Daniela trembled. “How would I know that?”
“I think you do. I think you know exactly who wants you dead. What is your real name, Ms. Ortega?”
“What?”
“We did a little digging into your background, but the funny thing is, there really isn’t one. What year were you born? What is your social security number? Where is your son’s birth certificate?”

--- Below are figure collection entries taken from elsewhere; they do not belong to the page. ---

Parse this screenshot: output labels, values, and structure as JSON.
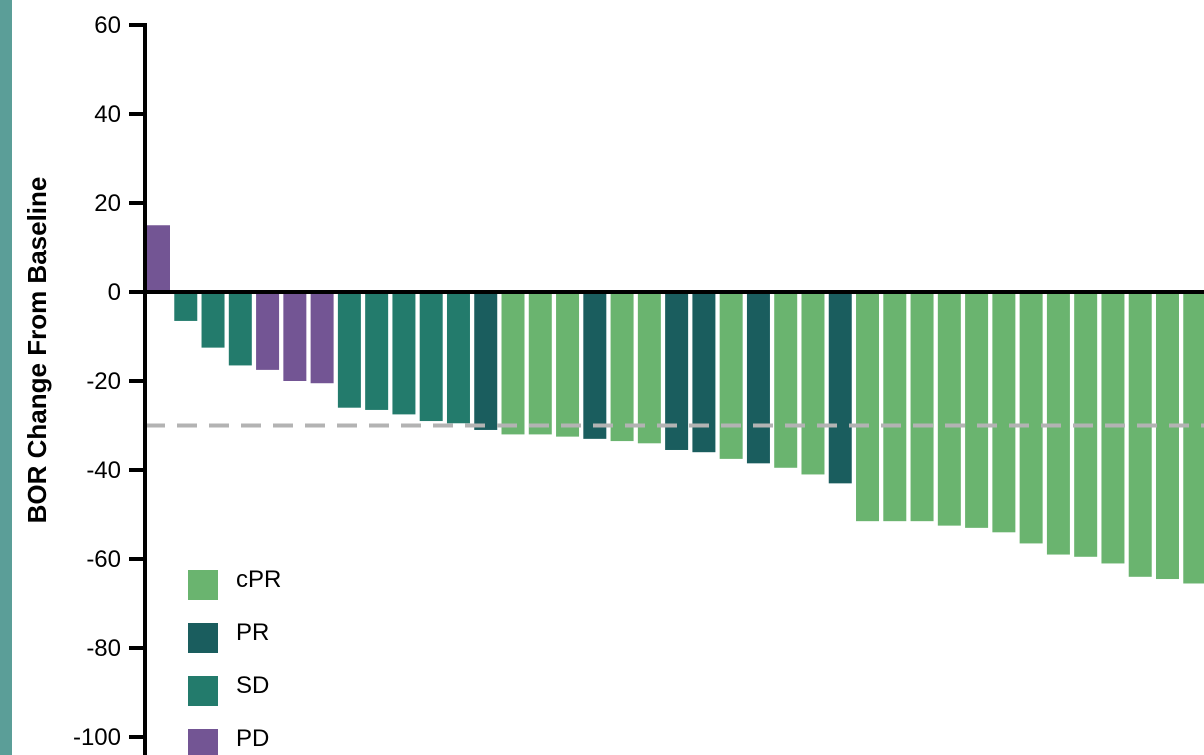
{
  "chart_data": {
    "type": "bar",
    "ylabel": "BOR Change From Baseline",
    "xlabel": "",
    "title": "",
    "ylim": [
      -100,
      60
    ],
    "yticks": [
      60,
      40,
      20,
      0,
      -20,
      -40,
      -60,
      -80,
      -100
    ],
    "reference_line": -30,
    "grid": false,
    "legend_position": "bottom-left",
    "legend": [
      {
        "name": "cPR",
        "color": "#6ab46f"
      },
      {
        "name": "PR",
        "color": "#1a5d5e"
      },
      {
        "name": "SD",
        "color": "#237b6c"
      },
      {
        "name": "PD",
        "color": "#735594"
      }
    ],
    "bars": [
      {
        "value": 15,
        "response": "PD"
      },
      {
        "value": -6.5,
        "response": "SD"
      },
      {
        "value": -12.5,
        "response": "SD"
      },
      {
        "value": -16.5,
        "response": "SD"
      },
      {
        "value": -17.5,
        "response": "PD"
      },
      {
        "value": -20,
        "response": "PD"
      },
      {
        "value": -20.5,
        "response": "PD"
      },
      {
        "value": -26,
        "response": "SD"
      },
      {
        "value": -26.5,
        "response": "SD"
      },
      {
        "value": -27.5,
        "response": "SD"
      },
      {
        "value": -29,
        "response": "SD"
      },
      {
        "value": -29.5,
        "response": "SD"
      },
      {
        "value": -31,
        "response": "PR"
      },
      {
        "value": -32,
        "response": "cPR"
      },
      {
        "value": -32,
        "response": "cPR"
      },
      {
        "value": -32.5,
        "response": "cPR"
      },
      {
        "value": -33,
        "response": "PR"
      },
      {
        "value": -33.5,
        "response": "cPR"
      },
      {
        "value": -34,
        "response": "cPR"
      },
      {
        "value": -35.5,
        "response": "PR"
      },
      {
        "value": -36,
        "response": "PR"
      },
      {
        "value": -37.5,
        "response": "cPR"
      },
      {
        "value": -38.5,
        "response": "PR"
      },
      {
        "value": -39.5,
        "response": "cPR"
      },
      {
        "value": -41,
        "response": "cPR"
      },
      {
        "value": -43,
        "response": "PR"
      },
      {
        "value": -51.5,
        "response": "cPR"
      },
      {
        "value": -51.5,
        "response": "cPR"
      },
      {
        "value": -51.5,
        "response": "cPR"
      },
      {
        "value": -52.5,
        "response": "cPR"
      },
      {
        "value": -53,
        "response": "cPR"
      },
      {
        "value": -54,
        "response": "cPR"
      },
      {
        "value": -56.5,
        "response": "cPR"
      },
      {
        "value": -59,
        "response": "cPR"
      },
      {
        "value": -59.5,
        "response": "cPR"
      },
      {
        "value": -61,
        "response": "cPR"
      },
      {
        "value": -64,
        "response": "cPR"
      },
      {
        "value": -64.5,
        "response": "cPR"
      },
      {
        "value": -65.5,
        "response": "cPR"
      }
    ]
  },
  "colors": {
    "axis": "#000000",
    "reference_line": "#b3b3b3",
    "edge_strip": "#5b9e98"
  }
}
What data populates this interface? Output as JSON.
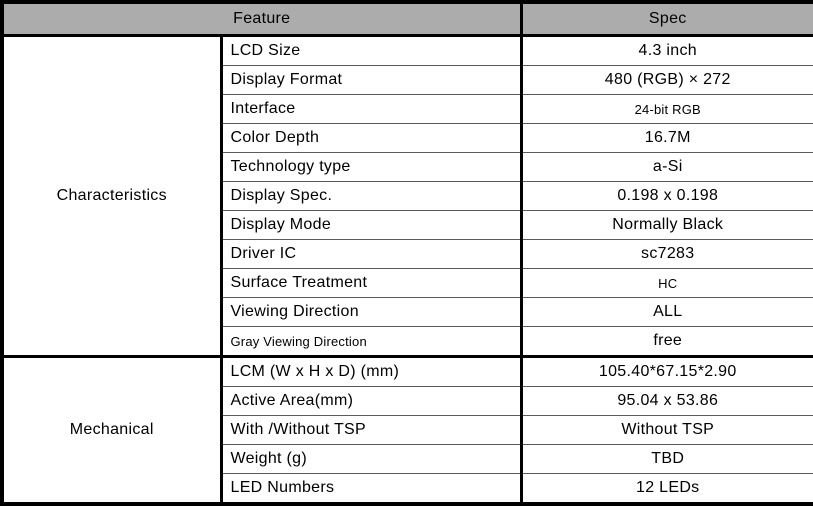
{
  "table": {
    "header": {
      "feature": "Feature",
      "spec": "Spec"
    },
    "sections": [
      {
        "label": "Characteristics",
        "rows": [
          {
            "feature": "LCD Size",
            "spec": "4.3 inch"
          },
          {
            "feature": "Display Format",
            "spec": "480 (RGB) × 272"
          },
          {
            "feature": "Interface",
            "spec": "24-bit RGB"
          },
          {
            "feature": "Color Depth",
            "spec": "16.7M"
          },
          {
            "feature": "Technology type",
            "spec": "a-Si"
          },
          {
            "feature": "Display Spec.",
            "spec": "0.198 x 0.198"
          },
          {
            "feature": "Display Mode",
            "spec": "Normally Black"
          },
          {
            "feature": "Driver IC",
            "spec": "sc7283"
          },
          {
            "feature": "Surface Treatment",
            "spec": "HC"
          },
          {
            "feature": "Viewing Direction",
            "spec": "ALL"
          },
          {
            "feature": "Gray Viewing Direction",
            "spec": "free"
          }
        ]
      },
      {
        "label": "Mechanical",
        "rows": [
          {
            "feature": "LCM (W x H x D) (mm)",
            "spec": "105.40*67.15*2.90"
          },
          {
            "feature": "Active Area(mm)",
            "spec": "95.04 x 53.86"
          },
          {
            "feature": "With /Without TSP",
            "spec": "Without TSP"
          },
          {
            "feature": "Weight (g)",
            "spec": "TBD"
          },
          {
            "feature": "LED Numbers",
            "spec": "12 LEDs"
          }
        ]
      }
    ]
  },
  "colors": {
    "header_bg": "#acacac",
    "border_strong": "#000000",
    "row_divider": "#5a5a5a",
    "text": "#000000",
    "background": "#ffffff"
  }
}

Daniela gaped at them, shivering and hugging herself, then she turned toward the door. She was gone before the agents could respond. Silence huddled over the room as soon as she left.
Marco put his hands on his thighs and stood up. “That was frickin’ brilliant, if you ask me. So glad I got the opportunity to see real professionals in action.”
“She’s obviously hiding something.”
“Obviously, but you ain’t gonna find out what from her. Not now.”
“What did you want me to do?” asked Rosa, going toe to toe with him. “Ask her nicely. Pet her and stroke her and beg her to tell us who wants to kill a seven year old boy?”
“It probably would have worked better than that.”
“Are you questioning my methods?”
Marco started for the door. “Not questioning. Questioned. You’re both a hot mess.” He didn’t wait for them as he headed for the elevator.